Making assumptions about the book Cide Hamete Berenjena has written without even reading it, Don Quixote creates, as it were, his own text. Each time Don Quixote considers an unpleasant truth - that such a book does not exist, that it mentions Sancho Panza, and that it indicts his deeds - he immediately reassures himself, conjuring up a text which he approves. Thus we have two potentially contradictory texts about Don Quixote, within a text that mocks a certain genre of text.

These layers of reality are a formal way in which Cervantes expresses the notion of subjective reality.
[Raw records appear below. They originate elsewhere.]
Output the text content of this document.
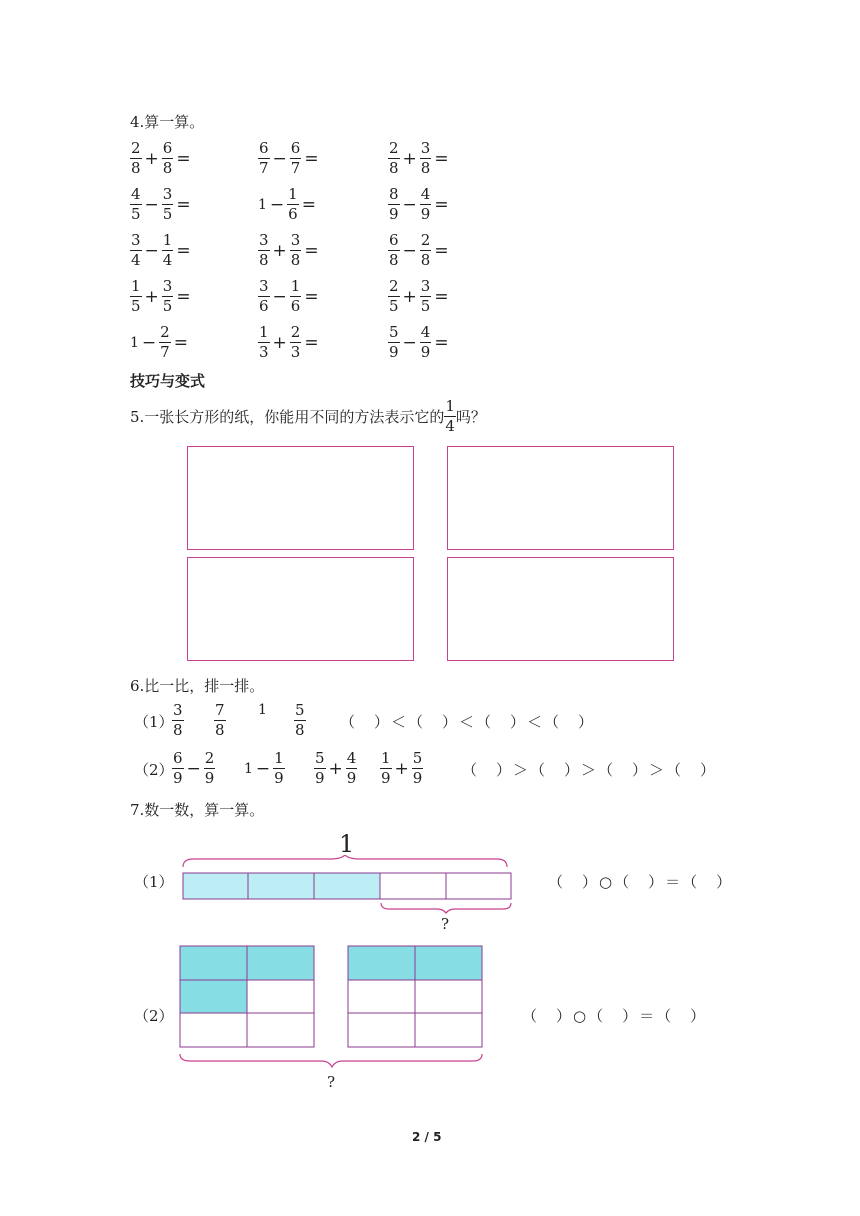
4.算一算。
$\frac{2}{8} + \frac{6}{8}$ =	$\frac{6}{7} - \frac{6}{7}$ =	$\frac{2}{8} + \frac{3}{8}$ =
$\frac{4}{5} - \frac{3}{5}$ =	$1 - \frac{1}{6}$ =	$\frac{8}{9} - \frac{4}{9}$ =
$\frac{3}{4} - \frac{1}{4}$ =	$\frac{3}{8} + \frac{3}{8}$ =	$\frac{6}{8} - \frac{2}{8}$ =
$\frac{1}{5} + \frac{3}{5}$ =	$\frac{3}{6} - \frac{1}{6}$ =	$\frac{2}{5} + \frac{3}{5}$ =
$1 - \frac{2}{7}$ =	$\frac{1}{3} + \frac{2}{3}$ =	$\frac{5}{9} - \frac{4}{9}$ =
技巧与变式
5.一张长方形的纸，你能用不同的方法表示它的 $\frac{1}{4}$ 吗？
6.比一比，排一排。
（1）
$\frac{3}{8} \frac{7}{8} 1 \frac{5}{8}$ （　）＜（　）＜（　）＜（　）
（2）
$\frac{6}{9} - \frac{2}{9} 1 - \frac{1}{9} \frac{5}{9} + \frac{4}{9} \frac{1}{9} + \frac{5}{9}$	（　）＞（　）＞（　）＞（　）
7.数一数，算一算。
（1）
1
?
（　）○（　）＝（　）
（2）
?
（　）○（　）＝（　）
2 / 5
Cervantes begins Don Quixote in the prologue warning the reader of inevitable flaws in the following stories, thereby demonstrating his outlook on his own work as biased. At the same time, Cervantes mocks chivalric texts, deeming them unrealistic and silly. In Part II, Cervantes has Don Quixote produce a text about himself to his own liking, when it may very well be different. Cervantes does make a general argument against chivalric literature, but also makes the reader aware of his bias. At the same time, Don Quixote creates a reality that does not match that of any other character. Even though Cervantes portrays Don Quixote as foolish, he also emphasizes that reality is subjective. The book about Don Quixote is at once as he sees it and others see it, and Don Quixote is only as Cervantes portrays him. Finally, Don Quixote is only as the reader interprets it. Don Quixote may seem to make contrasts between truth and fiction with the "chivalric exploits" of its protagonist, but it rather blurs any contrast with its many layers of reality.